You need to define what you mean by SNR and processing gain, because Marcus Muller and Qasim Chaudhari can both be considered correct depending on your definitions of SNR and processing gain. A processing gain is usually taken to be the SNR at the output of a system divided by the SNR at the input of a system. If you consider the SNR to be the signal power within the band of interest divided by the noise power within the band of interest, then there is no processing gain as you increase the sampling rate. This assumes an ideal (sinc) filter. In fact, without a perfect matched filter and perfect stopband attenuation (equal to zero), there is a processing loss caused by the out-of-band noise aliasing back into the spectrum after downsampling to the symbol rate. Although in all practical cases, this is very small and not really worth talking about. In other words, there is a fundamental limit to the SNR you can achieve by oversampling in this case. Without oversampling, it is likely that you will have poor filtering, and out-of-band noise may leak into the spectrum of interest (degrading it).

Now consider the SNR to be defined as the signal power divided by the total noise power contained in the samples (i.e. across the larger Nyquist bandwidth). In this case, you can reduce the noise level by filtering the excess noise that was added out-of-band. In other words, you will get a processing gain that is equal to the sampling rate divided by the true bandwidth of your signal (one over the baud interval for single carrier pulse shaped systems). This is often called a processing gain in ADC literature for example. Notice that if in your original samples, the matched filter design is good enough to reject out-of-band noise to negligible levels then there is no benefit in letting more noise into the system simply to reject it in order to obtain a high processing gain. It is probably worth noting that oversampling does result in a higher order matched filter which typically would result in a better stopband attenuation (making the excess noise less pronounced). This effect is very subtle and will never allow you to achieve a better SNR than you could by using a perfect matched filter (stopband attenuation = 0) at a lower sampling rate.

Answer 2

Shortly put: Your revelation is true, the more you oversample, the lower the noisyness of your observed signal becomes.

Think about it this way: at any sampling rate, white noise in any two samples is uncorrelated, whilst the signal being oversamples is very correlated across samples. Now, if you low-pass filter the noisy signal, the uncorrelated noise should "cancel" on average, whereas the signal "sums up". So, yes, there is a gain proportional to the oversampling ratio.

Why not over sample signals to provide more processing gain using a longer matched filter?

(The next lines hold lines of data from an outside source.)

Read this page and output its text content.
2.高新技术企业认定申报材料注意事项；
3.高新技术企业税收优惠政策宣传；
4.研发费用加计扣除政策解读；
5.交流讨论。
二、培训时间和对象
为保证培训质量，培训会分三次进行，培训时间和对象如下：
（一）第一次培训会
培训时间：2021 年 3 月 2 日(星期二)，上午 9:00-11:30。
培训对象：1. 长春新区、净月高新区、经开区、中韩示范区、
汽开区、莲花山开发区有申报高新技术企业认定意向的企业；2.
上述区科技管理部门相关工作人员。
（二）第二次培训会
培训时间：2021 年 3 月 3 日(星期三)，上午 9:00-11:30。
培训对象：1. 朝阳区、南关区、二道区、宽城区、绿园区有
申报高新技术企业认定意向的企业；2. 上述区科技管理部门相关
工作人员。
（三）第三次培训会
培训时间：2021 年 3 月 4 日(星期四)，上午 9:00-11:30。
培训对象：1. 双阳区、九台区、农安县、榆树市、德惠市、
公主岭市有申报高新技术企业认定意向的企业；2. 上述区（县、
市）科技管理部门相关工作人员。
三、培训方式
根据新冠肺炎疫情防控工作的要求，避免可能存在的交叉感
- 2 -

Technical feasibility. In fact, this is quite often done (you should read up on "delta sigma converters", which is an oversampling technique), and it's even especially often applied to SDR. For example (and I know I always cite these devices, sorry), a Ettus USRP X310 does sample with a (typically fixed) rate of 200 MS/s complex. As a user, you can get (nearly) any integer fraction of that rate, let's say 200MS/s / 16 = 12.5MS/s. The oversampling will "shape" the white noise, and due to the USRP decimating with "good" low-pass filters internally, you get an improved SNR. Linearity considerations show that it doesn't make a difference whether you apply your matched filter to the 12.5 MS/s stream or the 200 MS/s stream, assuming the bandwidth of your signal < 12.5 MHz.

However, at some point, things get hard. Your PC will have a really hard time dealing with 200 MS/s at all (which is why the decimation has to happen on the USRP itself, not after sending the samples to the PC), and that's not even accounting for the fact that you want to apply a filter to that. ADCs that are even faster than that can be bought, yes, but a) they get really expensive and b) you pay for higher sampling rate with reduced sample bit depth, and hence, higher quantization noise.

Answer 3

Have a look at this paper: "Performance analysis of an all-digital BPSK direct-sequence spread-spectrum IF receiver architecture" by B.-Y. Chung, et al. In the second paragraph of the second page, it states that upsampling by 4 provides 6dB of processing gain. So your revelation is true in a sense. But this argument is true if the sampled noise values are uncorrelated. For example, suppose that you have a signal with BW=20MH, and your symbol rate is Rsym=5Msym/sec. Sampling rate of Rsamp=20MSample/sec would give you 6dB (4 times) of processing gain, by averaging out the noise samples within each symbol. But the thing is, what happen if the noise BW is less than 20MHz. In this case, averaging will not reduce noise power as much as 6dB. The effective reduction in noise power due to upsampling is BW/Rsym, where BW is the noise bandwidth of your system, and Rsym is the symbol rate(5Msym/sec in our case example).